As many as 23 countries will be in attendance and seven international food security organisations. Maurizio Martina, Assistant Director General of the FAO, was presenting the Food Important Financing Facility that aims to mobilise international resources of as much as 9 billion euros to mitigate the food security crisis in the African context due to Russian aggression blocking Ukrainian grain exports.
Martina emphasises the urgency of the meeting that will also aim to discuss concrete measures to tackle the impact of the food crisis in Ukraine due to the effects of the Russian invasion.
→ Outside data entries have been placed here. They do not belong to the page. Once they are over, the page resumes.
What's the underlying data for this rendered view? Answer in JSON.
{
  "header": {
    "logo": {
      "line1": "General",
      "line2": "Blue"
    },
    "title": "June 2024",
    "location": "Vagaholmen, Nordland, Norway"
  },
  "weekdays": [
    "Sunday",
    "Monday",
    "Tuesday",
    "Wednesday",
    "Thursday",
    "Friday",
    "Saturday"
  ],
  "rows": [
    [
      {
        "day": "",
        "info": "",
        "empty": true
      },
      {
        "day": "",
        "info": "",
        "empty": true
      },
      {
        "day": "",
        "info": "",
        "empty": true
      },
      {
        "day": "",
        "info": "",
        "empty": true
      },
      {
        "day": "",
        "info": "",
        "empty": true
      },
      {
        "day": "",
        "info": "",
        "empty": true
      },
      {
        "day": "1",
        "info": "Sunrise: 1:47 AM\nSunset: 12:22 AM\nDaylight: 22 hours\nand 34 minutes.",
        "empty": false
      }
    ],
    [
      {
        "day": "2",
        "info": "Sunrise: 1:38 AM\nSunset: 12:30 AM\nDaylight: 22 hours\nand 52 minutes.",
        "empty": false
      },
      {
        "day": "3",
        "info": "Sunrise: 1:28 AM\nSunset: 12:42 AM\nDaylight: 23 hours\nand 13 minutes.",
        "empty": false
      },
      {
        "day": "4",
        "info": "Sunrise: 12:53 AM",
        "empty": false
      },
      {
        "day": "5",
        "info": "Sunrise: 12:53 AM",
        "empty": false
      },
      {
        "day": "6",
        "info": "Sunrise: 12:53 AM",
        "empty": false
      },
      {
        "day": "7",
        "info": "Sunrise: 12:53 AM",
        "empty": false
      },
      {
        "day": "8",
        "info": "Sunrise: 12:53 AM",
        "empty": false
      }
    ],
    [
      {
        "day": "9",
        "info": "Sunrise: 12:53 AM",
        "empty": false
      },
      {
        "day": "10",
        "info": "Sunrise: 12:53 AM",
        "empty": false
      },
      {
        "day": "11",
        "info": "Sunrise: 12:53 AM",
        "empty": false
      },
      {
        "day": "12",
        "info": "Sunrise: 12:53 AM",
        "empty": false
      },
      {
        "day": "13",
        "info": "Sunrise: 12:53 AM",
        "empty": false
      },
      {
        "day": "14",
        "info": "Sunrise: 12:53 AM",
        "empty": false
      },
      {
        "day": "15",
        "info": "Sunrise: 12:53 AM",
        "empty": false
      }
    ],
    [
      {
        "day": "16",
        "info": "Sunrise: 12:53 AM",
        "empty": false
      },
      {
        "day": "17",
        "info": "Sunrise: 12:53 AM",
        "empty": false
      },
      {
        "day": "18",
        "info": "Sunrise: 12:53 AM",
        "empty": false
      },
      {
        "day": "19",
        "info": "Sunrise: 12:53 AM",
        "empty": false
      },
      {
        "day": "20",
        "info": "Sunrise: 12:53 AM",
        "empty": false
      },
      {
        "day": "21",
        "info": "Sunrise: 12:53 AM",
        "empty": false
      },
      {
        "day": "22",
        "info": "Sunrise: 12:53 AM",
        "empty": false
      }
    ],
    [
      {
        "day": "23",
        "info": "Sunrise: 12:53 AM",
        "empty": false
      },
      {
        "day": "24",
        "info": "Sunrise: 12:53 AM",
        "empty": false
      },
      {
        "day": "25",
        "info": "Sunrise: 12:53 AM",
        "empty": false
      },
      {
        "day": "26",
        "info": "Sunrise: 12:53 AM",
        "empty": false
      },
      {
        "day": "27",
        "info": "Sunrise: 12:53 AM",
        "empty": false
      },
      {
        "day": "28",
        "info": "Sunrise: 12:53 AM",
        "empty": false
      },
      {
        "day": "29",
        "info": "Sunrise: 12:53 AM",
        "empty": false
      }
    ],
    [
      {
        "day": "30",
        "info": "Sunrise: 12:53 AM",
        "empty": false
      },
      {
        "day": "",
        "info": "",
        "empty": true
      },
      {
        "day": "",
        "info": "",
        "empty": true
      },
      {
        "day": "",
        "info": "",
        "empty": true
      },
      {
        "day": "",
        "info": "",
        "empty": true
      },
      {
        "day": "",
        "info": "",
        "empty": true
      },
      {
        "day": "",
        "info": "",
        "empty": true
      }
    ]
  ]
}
“After 100 days of war, 3 million tonnes of wheat and 12 million tonnes of corn are missing which should leave Ukraine, as well as the approximately 20 million tonnes of maize and wheat stranded in the Black Sea ports and in danger of rotting,” Mauro explains. It is hoped that this will all be released by an agreement between parties and not through unilateral initiatives.
The summit is a “natural continuation from the work carried out last year whilst Italy was chairman of the G20 on food security issues,” Martina explained. It was being attended by the Director General of the FAO, Qu Dongyu with foreign ministers, and representatives of seven international organisations (FAO, Union of the Mediterranean, Ifad, Wfp, the EU Commission, the African Union, and the World Bank).
Equally urgent is the more efficient use of fertilisers, Martina explained: "in addition to unblocking their commercial flow from Russia and Belarus, it is crucial to optimise their use, through the use of data and digital soil maps to consume less and consume better: work will be done in these countries to calibrate the use of this scarce commodity.”
Italian Foreign Minister, Luigi Di Maio, opening the summit, declared: "hunger and food shortages have always been at the top of the international agenda, but food shortages have rarely had such a worldwide impact." He added that he hoped that dialogue between the Russian and Turkish foreign ministers will see progress on the release of the food blocked in Ukranian ports. He stressed the urgency of immediate action, as the food crisis could risk becoming a world food crisis, leading to the destablisation of already fragile states, news wars and migratory flows.
Italy intends to play a role in the international community's response to this crisis, he confirmed.